I have been trying to understand what is the difference between $L_1$ and $L_2$ norm and cant figure it out.
In this webpage I got a clear understanding of why we would use $L_1$ norm (scroll down till you get to the google maps picture).
I went on matlab and calculated the norm for the matrix $A=[3, 7]$ and got that the $L_1$ norm is $10$, which makes sense as in the example above. It is the distance between $(0,0)$ and $(3,7)$. When I do the $L_2$ norm I get $7.61\dots$ and then $L_3$ is $7.1$ and so on until it converges to $7$. What do these calculations mean? Why are the numbers getting smaller and converging to $7$. In my intuition I can grasp why would the distance between $(0,0)$ and $(3,7)$ be $10$, but cant understand the need of $L_2$ and that being $7.61$. I looked everywhere for an intituitive explanation but all I get is how to calculate the norm, which I already know how to do.
Any reason why would it be best to use $L_2$ to calculate the distance-magnitude of a vector and why is the number smaller in $L_2$ than the intituitive case of $L_1$? Thanks.
Best Answer
The $1$-norm and $2$-norm are both quite intuitive. The $2$-norm is the usual notion of straight-line distance, or distance ‘as the crow flies’: it’s the length of a straight line segment joining the two points. The $1$-norm gives the distance if you can move only parallel to the axes, as if you were going from one intersection to another in a city whose streets run either north-south or east-west. For this reason it’s sometimes called the taxicab norm, and the associated distance the taxicab distance.

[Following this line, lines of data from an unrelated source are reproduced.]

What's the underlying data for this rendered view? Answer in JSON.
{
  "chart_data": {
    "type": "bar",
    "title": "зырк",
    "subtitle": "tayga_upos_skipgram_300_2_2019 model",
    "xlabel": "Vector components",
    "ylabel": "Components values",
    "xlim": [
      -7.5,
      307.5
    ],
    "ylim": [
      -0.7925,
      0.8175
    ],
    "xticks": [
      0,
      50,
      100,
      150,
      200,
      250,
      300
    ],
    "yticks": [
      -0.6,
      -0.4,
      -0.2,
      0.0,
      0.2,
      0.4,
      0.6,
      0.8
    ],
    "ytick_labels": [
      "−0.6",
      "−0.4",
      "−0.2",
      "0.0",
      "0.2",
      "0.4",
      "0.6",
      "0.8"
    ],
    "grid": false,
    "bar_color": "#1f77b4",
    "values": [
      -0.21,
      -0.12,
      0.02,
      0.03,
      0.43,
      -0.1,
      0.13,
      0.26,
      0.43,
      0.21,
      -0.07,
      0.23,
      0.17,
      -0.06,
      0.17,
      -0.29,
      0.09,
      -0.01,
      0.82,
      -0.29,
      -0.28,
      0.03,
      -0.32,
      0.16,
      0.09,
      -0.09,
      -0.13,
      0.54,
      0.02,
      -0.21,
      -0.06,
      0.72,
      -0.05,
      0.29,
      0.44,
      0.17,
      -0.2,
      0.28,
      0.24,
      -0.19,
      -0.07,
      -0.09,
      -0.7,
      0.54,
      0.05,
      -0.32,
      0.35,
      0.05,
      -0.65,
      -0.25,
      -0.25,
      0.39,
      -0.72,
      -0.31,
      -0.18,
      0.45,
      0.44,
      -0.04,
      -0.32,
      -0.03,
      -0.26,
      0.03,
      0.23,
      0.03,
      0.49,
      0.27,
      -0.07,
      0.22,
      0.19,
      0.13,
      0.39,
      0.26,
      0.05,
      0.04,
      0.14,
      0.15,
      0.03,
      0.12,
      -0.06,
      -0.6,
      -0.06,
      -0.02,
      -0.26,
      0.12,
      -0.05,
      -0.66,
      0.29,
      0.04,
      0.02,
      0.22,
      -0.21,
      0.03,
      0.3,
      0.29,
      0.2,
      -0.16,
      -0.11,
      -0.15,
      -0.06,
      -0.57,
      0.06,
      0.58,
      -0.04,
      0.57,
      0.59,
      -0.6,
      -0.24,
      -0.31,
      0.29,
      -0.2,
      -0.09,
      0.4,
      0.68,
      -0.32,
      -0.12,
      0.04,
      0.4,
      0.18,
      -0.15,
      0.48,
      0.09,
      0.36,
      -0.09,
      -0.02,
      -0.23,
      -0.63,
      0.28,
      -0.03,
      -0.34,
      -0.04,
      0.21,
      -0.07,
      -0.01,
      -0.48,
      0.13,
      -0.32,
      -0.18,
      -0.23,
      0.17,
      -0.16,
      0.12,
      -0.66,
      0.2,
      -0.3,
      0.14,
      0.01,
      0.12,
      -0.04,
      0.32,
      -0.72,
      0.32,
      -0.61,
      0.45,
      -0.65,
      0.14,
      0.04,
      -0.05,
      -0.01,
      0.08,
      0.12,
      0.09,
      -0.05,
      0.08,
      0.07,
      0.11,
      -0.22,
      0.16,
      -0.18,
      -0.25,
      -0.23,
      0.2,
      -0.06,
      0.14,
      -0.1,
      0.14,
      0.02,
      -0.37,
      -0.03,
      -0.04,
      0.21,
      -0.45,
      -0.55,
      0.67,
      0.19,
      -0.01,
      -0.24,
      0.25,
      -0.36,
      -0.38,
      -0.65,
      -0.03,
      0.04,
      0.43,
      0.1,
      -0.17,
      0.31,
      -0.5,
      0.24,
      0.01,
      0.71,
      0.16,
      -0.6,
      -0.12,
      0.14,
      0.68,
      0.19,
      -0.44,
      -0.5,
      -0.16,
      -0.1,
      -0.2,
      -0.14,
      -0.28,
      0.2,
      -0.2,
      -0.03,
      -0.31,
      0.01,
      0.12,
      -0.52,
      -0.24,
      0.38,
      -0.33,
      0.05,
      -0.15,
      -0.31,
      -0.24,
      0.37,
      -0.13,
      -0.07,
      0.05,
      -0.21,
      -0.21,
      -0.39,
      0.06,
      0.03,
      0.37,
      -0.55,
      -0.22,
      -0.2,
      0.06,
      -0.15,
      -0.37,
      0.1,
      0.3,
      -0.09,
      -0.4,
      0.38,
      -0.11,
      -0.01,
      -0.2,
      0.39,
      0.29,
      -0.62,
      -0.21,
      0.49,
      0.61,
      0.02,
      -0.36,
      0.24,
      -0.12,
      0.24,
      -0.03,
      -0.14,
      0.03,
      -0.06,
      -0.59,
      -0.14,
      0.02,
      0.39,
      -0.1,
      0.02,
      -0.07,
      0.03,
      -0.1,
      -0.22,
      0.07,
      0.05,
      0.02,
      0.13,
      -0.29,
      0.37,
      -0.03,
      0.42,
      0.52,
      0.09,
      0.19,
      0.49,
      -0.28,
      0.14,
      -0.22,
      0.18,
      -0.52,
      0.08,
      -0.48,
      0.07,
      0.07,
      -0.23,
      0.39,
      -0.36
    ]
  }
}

The $n$-norms for $n>2$ don’t correspond to anything very intuitive. However, as $n$ increases they do approach the $\infty$-norm, which is simply the maximum of the absolute values of the coordinates. The $\infty$-norm of $(3,7)$, for instance, is the maximum of $|3|$ and $|7|$, which of course is $7$. To find the $\infty$-norm distance between two points in the plane, see how far apart they are in the east-west direction (parallel to the $x$-axis) and how far apart they are in the north-south direction (parallel to the $y$-axis), and take the larger of those numbers. This is a bit like the taxicab distance: it’s as if you only had to pay for your east-west distance or your north-south distance, whichever was larger.